Paris, début février, 18h30. Tandis que le soleil engage pudiquement sa retraite, l’esprit de Soraya, lui, s’emballe. « À chaque fois c’est pareil, confie cette webdesigneuse le sourire canaille aux lèvres, mes collègues prennent leurs cliques et leurs claques et moi je n’attends qu’une chose : qu’ils débarrassent le plancher pour me retrouver seule avec lui ». « Lui », c’est le patron de la start-up qu’elle a intégrée deux ans auparavant. Et si elle croise quotidiennement les doigts pour bénéficier d’un moment privilégié avec celui qu’elle surnomme « l’Hercule » (Monsieur est bodybuildé), ce n’est pas pour faire un point sur ses performances. Ni même négocier son salaire. Non, ce que Soraya a en tête, les murs des locaux dans lesquels elle travaille en rougiraient si ils l’apprenaient. « J’aimerais qu’il me propose de prendre un verre chez lui, ou de me ramener chez moi… » Pour ? « Pour qu’on fasse l’amour brutalement, passionnément, voilà ! », lâche-t-elle, comme pour se délester des gravités d’un secret inavouable.
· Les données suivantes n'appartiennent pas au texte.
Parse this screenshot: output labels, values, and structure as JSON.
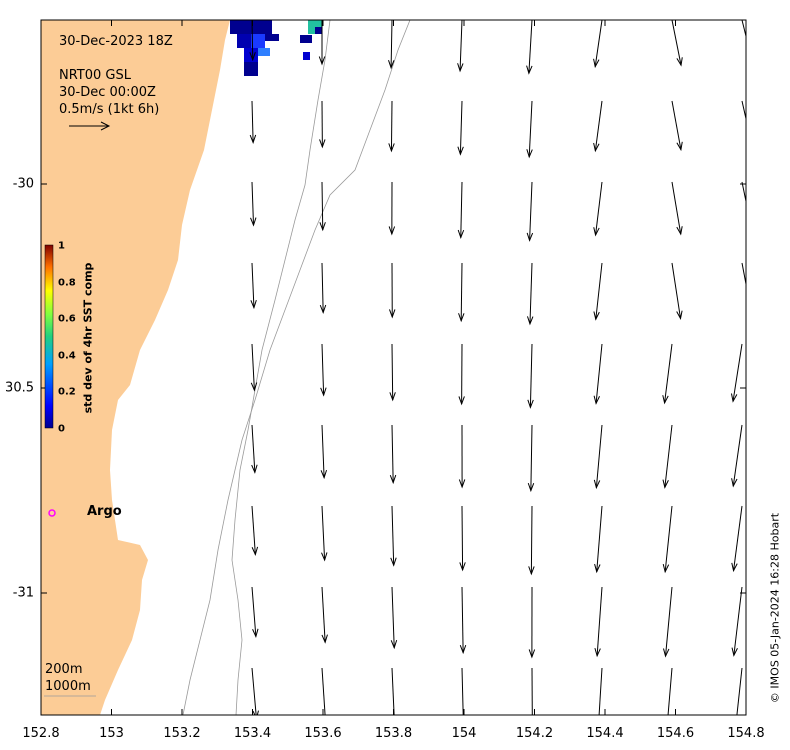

Tous dans le même bateau ?

Pourtant, loin d’être une excentricité réservée aux âmes lubriques, le fantasme du boss court les rues - enfin, les lieux de travail. Question statistique sur le sujet il n’y a pas foule, mais on n’est pas non plus dans le désert de Gobi. Selon une enquête menée en 2015 par le site de rencontres Gleeden auprès de ses membres, 78 % de femmes mariées fantasmeraient sur leur supérieurs. Dans le cadre d’un sondage réalisé pour OnlineSeduction, l’institut IFOP a révélé, en 2018, que 53 % des hommes avaient déjà fantasmé sur un.e collègue - sans spécifier si cela concernait spécifiquement leur N+1. Dernière donnée ayant fait grand bruit lors de sa diffusion : selon une étude menée par Yougov en 2017 pour Marco Vasco, 25 % des Français âgés entre 25 et 34 ans auraient déjà fait un rêve érotique avec leur patron.n.e. De là à conclure que ce même pourcentage souhaite, dans les faits, coucher avec un.e supérieur.e ? « Ce serait aller un peu vite », freine Alain Héril sexothérapeute auteur de Je fantasme donc je suis (éditions Eyrolles). « Les songes fonctionnent par énigmes soumises à interprétation ; qu’une personne rêve de sodomiser son patron peut signifier qu’elle aimerait l’humilier, et non avoir réellement un rapport avec lui. » Au demeurant, rêves ou pas rêves, l’expert admet sans détour que fantasmer sur un.e boss.e relève du « commun ». Mais pourquoi, au juste ?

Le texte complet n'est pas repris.